Les brutes abondent. L’hyperbole vend. L’exagération suscite l’attention. L’alarmisme est une tactique bien démontrée. Si personne n’est intéressé à acheter un livre ou à assister à une conférence traitant du troisième enjeu le plus urgent de notre époque, nombreux sont ceux qui investiront du temps et de l’argent dans une conférence traitant de l’enjeu qui définira l’ère actuelle. Aucun segment Q&R de conférence n’a jamais porté sur des éléments qui sont parfaitement établis et acceptés par tous les chrétiens, tandis que plusieurs se concentrent sur des éléments marquant le désaccord et la division. Un blog consacré au discernement – qui dénonce et accuse des ministères d’enseigner de fausses doctrines – a toutes les chances de gravir les échelons beaucoup plus rapidement qu’un blog consacré à l’encouragement. De nombreux podcasteurs et YouTubers se sont forgé une carrière en affirmant que telle position, puis telle autre, est celle sur la base de laquelle il faut diviser le petit nombre du grand nombre, séparer les vrais des faux. Même si certains d’entre eux peuvent avoir parfois raison, la majeure partie d’entre eux se trompent la plupart du temps.

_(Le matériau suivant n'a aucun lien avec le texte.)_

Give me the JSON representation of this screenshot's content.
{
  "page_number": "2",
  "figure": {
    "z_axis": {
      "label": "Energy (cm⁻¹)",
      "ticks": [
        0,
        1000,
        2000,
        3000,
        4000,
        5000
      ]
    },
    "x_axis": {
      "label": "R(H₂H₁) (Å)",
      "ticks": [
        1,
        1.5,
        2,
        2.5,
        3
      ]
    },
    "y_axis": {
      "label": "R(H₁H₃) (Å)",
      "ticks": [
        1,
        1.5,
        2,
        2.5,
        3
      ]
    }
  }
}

De temps à autre, une nouvelle problématique émerge et requiert un examen minutieux et une réflexion approfondie. Certaines questions sont si impératives qu’il est justifié que les chrétiens se réunissent pour en discuter et se mettre d’accord sur ce qui est vrai et ce qui est faux. Mais la plupart des vraies questions de «ligne continentale de partage des eaux» ont été réglées depuis longtemps. Nous faisons donc bien de nous ancrer dans la longue histoire de l’Église chrétienne, de ses credo et de ses confessions. La plupart des positions théologiques qui doivent nous diviser ont déjà été déterminées il y a longtemps et ont fait l’objet d’un accord entre des siècles de croyants. La plupart des autres questions exigent de la patience, du temps et de la persuasion plutôt que de la précipitation, de la censure et de la séparation.

En attendant, la grande question aujourd’hui est de savoir si le peuple de Dieu sera saint et uni: dirons-nous la vérité avec amour, et aimerons-nous conformément à la vérité? Il s’agit de savoir si nous serons conduits par l’Esprit à travers la Parole ou si nous serons conduits par des individus au caractère mal affermi à travers les médias numériques. Nombreux sont ceux qui créeront de nouvelles divisions ou aggraveront celles qui existent déjà au nom du Christ, mais qui agiront plutôt pour leur propre bien en s’enrichissant ou étendant leur influence. Trop de programmes d’églises sont établis par des personnes qui suivent le dessein du diable – son agenda pour instaurer le chaos, la division et la séparation.

Le grand génie de Satan a toujours été de placer ses agents au sein de l’Église. Alors que nous gardons un œil vigilant sur le monde et la culture, ils parviennent souvent à ravager les croyants dans notre dos. L’avertissement de Paul aux anciens d’Éphèse devrait nous faire réfléchir et renforcer notre vigilance: «Il s’élèvera du milieu de vous des hommes qui enseigneront des choses tortueuses, pour entraîner les disciples après eux» (Actes 20.30). Je vous demande, pour votre bien-être spirituel, pour l’unité de l’Église du Christ et pour donner le meilleur de nous-mêmes à la mission que le Christ nous a confiée, de vous attendre à ce que le pire de nos ennemis vienne de l’intérieur. Il est très probable qu’ils se fassent passer pour des anges de lumière… ou pour des experts du discernement (2 Corinthiens 11.14).